İmece ile maliyeti düşürülebilir. Zaten öyle de yapılır.

Arsasına para verilmez zaten.

Zaten ev satılık bir meta değildir.

Kimse evinin fiyatını bilmez.

Çok değerlidir çünkü.

Evdeki her şey evdeki herkese yeter.

Hatta ev geçim kaynağıdır masraf sebebi değil.

Herkese yetecek kadar güneş de vardır manzara da.

Yollar ortak kullanılır, çıkmaz sokaklar bu yüzden vardır.

Ana ve baba ile aynı evde yaşanabilir

Misafir ağırlanabilir, her gelene sofra açılır, imkânları geniştir.

Yan komşu güvence sebebidir.

Neredeyse mirasa ortak yapılacak kadar.

Mescide uzaklık yürüme mesafesidir.

Müezzin Allahuekber dedi mi duyulur ve hayyaalessalah dedi mi namaza icabet edilir.

Tüm bu anlatılanlar gerçektir ve uygulanabilir.

Yerli ve millidir.

Kaynağı İslam ve Anadolu'dur.

Bizim aklımızdır.

Bizim bilgi ve tecrübe dağarcığımızdadır.

Öyle yerli araba yapmak için gereken AR-GE çalışmasına ihtiyaç yoktur.

SİHA yapmak için gereken yazılımlar ve mühendislik hesapları gibi zor da değil.

Hiçbir bilgiyi ve malzemeyi ithal etmemize gerek yoktur.

Yüksek teknoloji gerektirmez çünkü geleneksel teknik ve insan gücüyle inşa edilebilir. O yüzden müteahhit, büyük inşaat firması ve benzeri organizasyonlara ne hacet.

Büyük sermayelere ihtiyaç yoktur. O yüzden banka, kredi ve benzeri zulümlere ihtiyaç duyulmaz.

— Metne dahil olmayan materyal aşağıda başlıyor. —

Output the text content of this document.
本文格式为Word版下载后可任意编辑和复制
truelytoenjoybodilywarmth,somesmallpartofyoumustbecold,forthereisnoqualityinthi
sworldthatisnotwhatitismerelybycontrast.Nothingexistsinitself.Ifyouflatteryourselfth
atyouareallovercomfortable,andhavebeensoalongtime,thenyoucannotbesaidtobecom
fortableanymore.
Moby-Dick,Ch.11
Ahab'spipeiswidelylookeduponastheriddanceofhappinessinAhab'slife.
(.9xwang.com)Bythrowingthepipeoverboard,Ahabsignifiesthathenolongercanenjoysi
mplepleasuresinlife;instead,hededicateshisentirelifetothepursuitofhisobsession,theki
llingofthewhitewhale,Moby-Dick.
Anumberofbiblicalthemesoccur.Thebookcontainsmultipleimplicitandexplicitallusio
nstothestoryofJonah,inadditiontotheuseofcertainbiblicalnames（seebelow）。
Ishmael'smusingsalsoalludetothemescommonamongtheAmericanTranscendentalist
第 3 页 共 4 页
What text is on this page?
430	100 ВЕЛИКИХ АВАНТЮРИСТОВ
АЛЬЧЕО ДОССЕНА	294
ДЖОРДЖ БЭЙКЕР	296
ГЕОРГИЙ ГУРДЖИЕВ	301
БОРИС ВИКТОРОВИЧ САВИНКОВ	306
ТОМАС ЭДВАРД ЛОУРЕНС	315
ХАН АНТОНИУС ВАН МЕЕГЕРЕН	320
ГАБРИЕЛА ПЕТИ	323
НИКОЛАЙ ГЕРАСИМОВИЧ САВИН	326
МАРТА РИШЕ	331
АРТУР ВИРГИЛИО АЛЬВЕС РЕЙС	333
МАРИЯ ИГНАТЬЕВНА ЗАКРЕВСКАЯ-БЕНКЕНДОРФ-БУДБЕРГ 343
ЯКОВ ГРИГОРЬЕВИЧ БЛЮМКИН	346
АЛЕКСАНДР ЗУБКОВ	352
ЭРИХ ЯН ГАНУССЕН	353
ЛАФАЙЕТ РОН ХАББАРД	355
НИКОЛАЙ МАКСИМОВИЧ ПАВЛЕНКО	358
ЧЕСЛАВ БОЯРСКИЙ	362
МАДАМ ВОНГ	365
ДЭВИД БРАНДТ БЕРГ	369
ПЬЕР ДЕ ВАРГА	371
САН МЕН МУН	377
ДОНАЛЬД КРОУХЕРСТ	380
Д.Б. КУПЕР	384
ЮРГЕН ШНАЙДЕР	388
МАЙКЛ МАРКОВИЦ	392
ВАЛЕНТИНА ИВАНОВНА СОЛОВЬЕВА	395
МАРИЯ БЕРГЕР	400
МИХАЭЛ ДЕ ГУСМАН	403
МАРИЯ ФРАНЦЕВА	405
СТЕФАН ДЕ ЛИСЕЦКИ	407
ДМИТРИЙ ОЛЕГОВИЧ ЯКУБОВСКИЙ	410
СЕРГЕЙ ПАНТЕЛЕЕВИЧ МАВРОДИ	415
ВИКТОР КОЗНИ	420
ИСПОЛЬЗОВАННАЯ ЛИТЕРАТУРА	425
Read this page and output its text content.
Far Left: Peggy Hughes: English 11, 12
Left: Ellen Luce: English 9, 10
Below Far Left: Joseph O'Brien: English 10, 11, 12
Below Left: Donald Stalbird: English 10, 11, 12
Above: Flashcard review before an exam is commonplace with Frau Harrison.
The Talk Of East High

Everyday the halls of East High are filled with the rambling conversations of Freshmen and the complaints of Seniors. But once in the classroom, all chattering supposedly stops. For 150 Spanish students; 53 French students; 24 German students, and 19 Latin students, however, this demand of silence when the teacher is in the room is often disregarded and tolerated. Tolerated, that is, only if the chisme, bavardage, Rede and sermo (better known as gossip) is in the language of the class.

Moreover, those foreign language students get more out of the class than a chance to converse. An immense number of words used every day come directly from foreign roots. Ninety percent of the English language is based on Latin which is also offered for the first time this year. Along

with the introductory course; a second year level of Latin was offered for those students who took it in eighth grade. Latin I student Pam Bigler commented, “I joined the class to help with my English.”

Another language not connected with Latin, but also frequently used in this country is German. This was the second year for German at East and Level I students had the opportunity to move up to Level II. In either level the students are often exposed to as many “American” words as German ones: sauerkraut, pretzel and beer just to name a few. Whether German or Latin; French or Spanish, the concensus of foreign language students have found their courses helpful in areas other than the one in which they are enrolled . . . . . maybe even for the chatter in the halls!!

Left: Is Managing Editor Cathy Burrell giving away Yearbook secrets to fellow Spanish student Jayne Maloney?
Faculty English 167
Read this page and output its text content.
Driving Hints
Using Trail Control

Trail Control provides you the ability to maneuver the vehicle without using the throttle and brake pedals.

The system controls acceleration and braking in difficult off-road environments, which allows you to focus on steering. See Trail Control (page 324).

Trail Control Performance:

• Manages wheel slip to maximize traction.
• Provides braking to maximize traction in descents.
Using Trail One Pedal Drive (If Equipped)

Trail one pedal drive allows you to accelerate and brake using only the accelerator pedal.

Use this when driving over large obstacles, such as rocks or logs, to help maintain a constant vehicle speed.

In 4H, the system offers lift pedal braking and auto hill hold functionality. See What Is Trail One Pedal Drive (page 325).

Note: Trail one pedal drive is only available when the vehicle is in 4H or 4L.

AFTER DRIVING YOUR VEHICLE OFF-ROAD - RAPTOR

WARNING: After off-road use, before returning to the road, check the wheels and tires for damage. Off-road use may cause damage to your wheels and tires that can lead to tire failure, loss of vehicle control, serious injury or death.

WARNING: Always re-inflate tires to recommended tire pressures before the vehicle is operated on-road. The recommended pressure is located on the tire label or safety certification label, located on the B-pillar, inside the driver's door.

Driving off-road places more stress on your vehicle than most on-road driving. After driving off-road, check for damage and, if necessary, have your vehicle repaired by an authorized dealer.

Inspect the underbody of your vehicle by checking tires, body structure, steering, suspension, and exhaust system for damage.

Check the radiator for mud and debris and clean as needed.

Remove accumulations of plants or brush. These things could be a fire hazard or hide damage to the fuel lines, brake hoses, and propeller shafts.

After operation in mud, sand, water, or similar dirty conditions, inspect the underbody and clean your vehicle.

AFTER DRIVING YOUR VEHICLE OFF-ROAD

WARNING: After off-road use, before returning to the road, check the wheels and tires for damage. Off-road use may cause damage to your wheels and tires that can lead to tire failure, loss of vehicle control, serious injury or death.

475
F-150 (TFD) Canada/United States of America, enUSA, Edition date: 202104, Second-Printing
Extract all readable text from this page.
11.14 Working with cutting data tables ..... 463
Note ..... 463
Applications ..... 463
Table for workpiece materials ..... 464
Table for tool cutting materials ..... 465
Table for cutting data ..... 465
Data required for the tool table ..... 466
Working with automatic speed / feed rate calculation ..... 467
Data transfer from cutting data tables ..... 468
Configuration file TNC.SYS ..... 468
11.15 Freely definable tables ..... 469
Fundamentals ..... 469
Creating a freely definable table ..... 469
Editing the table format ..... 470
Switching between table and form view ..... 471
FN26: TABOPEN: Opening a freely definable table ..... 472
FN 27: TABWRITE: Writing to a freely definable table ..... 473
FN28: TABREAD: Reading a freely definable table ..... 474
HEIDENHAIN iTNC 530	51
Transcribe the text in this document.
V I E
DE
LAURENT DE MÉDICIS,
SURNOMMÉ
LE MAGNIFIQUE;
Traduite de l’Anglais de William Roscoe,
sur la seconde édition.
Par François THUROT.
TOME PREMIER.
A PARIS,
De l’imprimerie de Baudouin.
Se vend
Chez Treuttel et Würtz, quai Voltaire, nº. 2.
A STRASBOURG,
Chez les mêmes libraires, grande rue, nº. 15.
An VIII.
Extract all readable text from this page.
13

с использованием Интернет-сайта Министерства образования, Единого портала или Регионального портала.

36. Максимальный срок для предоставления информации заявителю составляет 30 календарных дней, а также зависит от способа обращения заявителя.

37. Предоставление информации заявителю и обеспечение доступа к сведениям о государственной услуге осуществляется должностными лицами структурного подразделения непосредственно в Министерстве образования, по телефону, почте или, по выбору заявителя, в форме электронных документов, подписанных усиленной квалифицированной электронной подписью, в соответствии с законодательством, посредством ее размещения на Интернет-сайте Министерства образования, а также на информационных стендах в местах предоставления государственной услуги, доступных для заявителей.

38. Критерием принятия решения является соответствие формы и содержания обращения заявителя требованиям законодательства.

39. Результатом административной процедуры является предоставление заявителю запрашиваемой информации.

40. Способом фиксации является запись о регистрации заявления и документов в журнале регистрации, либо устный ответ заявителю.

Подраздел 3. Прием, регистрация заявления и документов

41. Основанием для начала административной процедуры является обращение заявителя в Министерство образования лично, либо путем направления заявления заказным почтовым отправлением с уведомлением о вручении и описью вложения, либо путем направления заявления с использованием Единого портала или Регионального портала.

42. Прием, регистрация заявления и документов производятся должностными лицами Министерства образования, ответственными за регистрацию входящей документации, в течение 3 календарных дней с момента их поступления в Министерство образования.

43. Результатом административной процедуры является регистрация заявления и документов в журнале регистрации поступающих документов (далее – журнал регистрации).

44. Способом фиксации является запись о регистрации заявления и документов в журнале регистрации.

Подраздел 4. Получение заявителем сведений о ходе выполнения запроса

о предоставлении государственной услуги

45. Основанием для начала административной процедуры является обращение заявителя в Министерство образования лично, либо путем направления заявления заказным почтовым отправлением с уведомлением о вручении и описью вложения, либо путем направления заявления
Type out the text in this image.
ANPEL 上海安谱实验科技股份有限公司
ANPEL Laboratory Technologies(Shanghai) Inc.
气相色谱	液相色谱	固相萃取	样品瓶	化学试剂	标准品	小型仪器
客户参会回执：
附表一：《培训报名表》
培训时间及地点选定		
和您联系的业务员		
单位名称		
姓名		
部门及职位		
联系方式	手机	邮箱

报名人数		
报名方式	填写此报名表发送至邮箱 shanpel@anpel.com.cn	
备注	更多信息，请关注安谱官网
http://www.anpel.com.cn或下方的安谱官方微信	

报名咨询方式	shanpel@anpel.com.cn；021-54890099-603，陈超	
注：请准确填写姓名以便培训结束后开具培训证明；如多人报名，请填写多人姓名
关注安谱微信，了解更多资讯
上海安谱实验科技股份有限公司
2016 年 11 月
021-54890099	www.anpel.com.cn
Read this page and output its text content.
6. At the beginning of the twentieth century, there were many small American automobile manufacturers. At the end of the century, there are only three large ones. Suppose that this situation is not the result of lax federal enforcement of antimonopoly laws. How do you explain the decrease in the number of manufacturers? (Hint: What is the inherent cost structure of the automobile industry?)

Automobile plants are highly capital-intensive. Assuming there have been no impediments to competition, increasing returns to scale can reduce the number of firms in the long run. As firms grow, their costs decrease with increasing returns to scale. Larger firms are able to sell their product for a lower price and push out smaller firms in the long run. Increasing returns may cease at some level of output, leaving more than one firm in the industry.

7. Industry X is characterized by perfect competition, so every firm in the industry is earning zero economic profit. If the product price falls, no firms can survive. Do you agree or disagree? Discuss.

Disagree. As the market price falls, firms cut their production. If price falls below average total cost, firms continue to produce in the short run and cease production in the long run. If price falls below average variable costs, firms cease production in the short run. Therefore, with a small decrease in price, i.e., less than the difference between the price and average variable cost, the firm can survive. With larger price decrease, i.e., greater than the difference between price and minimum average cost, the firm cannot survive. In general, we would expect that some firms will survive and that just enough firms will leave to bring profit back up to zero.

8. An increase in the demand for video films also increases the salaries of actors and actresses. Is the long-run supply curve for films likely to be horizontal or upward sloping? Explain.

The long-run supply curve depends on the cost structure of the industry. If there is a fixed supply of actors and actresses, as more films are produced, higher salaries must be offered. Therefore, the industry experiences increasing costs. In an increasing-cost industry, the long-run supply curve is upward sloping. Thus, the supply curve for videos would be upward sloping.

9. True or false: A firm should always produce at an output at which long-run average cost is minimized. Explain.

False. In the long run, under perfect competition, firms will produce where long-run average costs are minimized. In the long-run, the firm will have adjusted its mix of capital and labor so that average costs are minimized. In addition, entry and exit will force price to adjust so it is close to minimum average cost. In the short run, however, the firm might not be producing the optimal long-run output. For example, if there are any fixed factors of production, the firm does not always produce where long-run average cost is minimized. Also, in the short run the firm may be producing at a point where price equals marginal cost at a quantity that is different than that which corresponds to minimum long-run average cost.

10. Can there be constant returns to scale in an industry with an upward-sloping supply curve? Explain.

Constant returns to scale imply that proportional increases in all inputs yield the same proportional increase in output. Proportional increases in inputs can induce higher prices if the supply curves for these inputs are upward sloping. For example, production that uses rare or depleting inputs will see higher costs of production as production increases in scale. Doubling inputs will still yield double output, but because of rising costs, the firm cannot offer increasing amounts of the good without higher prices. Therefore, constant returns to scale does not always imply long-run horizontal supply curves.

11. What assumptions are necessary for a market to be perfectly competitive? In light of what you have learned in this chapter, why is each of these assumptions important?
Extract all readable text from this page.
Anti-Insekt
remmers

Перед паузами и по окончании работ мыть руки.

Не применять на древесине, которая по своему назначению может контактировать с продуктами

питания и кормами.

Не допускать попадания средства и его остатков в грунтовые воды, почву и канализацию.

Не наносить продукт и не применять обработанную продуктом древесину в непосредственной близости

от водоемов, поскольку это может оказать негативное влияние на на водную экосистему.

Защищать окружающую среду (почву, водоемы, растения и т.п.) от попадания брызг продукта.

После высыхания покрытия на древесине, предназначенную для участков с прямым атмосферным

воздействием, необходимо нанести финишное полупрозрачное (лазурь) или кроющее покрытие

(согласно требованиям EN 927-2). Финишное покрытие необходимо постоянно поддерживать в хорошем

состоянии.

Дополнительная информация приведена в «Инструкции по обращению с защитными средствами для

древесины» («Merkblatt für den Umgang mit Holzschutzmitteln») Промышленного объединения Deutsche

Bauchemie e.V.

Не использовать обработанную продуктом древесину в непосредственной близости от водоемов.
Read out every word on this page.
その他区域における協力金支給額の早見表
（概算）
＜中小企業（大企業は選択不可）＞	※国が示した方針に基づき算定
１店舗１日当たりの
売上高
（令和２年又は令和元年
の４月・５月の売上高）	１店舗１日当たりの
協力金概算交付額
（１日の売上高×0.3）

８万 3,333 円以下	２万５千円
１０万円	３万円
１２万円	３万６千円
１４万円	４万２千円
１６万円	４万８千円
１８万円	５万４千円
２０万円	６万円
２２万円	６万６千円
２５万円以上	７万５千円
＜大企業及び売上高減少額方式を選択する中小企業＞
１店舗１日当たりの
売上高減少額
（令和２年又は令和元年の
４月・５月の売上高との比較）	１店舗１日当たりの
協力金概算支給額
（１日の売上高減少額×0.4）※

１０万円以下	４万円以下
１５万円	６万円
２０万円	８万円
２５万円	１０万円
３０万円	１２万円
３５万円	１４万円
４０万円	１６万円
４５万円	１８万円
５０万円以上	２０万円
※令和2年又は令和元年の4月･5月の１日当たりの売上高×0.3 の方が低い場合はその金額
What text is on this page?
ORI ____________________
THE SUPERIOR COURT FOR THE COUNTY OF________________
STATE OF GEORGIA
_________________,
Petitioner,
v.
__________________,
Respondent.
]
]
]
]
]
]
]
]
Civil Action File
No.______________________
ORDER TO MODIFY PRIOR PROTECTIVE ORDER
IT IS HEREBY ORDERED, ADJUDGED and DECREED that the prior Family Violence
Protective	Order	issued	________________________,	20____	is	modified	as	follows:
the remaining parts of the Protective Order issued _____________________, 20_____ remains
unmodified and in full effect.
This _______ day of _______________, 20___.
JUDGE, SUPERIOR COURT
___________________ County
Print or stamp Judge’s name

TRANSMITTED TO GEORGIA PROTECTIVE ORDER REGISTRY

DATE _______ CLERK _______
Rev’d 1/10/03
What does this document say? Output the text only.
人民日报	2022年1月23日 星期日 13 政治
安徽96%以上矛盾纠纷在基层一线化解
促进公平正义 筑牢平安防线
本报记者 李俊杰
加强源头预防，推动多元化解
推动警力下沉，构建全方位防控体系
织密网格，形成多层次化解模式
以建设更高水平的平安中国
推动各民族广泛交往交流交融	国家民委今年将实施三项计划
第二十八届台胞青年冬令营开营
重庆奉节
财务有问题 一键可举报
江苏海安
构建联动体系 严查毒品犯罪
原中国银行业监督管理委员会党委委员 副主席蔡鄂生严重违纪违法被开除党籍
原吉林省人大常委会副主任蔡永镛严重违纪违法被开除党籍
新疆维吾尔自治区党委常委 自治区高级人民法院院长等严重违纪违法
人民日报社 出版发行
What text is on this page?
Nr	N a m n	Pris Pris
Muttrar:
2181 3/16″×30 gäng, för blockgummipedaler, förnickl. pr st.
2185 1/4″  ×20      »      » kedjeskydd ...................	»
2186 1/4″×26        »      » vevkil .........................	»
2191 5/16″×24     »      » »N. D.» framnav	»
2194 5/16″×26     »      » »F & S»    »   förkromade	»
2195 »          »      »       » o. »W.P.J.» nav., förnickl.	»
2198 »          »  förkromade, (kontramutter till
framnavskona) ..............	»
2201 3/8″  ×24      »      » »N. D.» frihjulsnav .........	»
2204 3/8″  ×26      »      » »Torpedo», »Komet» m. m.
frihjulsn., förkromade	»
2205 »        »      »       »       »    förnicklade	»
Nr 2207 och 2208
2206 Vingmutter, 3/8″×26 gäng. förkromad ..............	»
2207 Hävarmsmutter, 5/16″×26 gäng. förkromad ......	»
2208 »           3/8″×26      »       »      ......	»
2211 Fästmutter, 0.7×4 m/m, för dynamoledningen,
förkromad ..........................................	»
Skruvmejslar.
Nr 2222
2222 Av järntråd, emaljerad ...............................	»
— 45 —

Tamamıyla yerli ve milli bir şeyden bahsediyorum.

Tarihte 20 milyon kilometrekareye ihraç ettiğimiz bir bilgi ve kültürden.

Biz ona “Türk Evi” diyoruz.

Son bir not: Öyle alçak diye betonarme dört beş katlı üç oda bir salon dairelerden oluşan apartmanlardan bahsetmiyorum. Alçak ya da yatay olunca iş çözülmüyor. Çözüm bu değil.

Sayın Çevre ve Şehircilik Bakanım yeni Türkiye'de yeni göreviniz hayırlı olsun.

Sektör temsilcilerini topladığınızı duyuyoruz. Güzel ama sektör sadece müteahhitlerden oluşmuyor. Sektörün diğer temsilcilerini de toplayın farklı sesleri de dinleyin.

Yerli ve milli olan “Türk Evi“ çözümdür.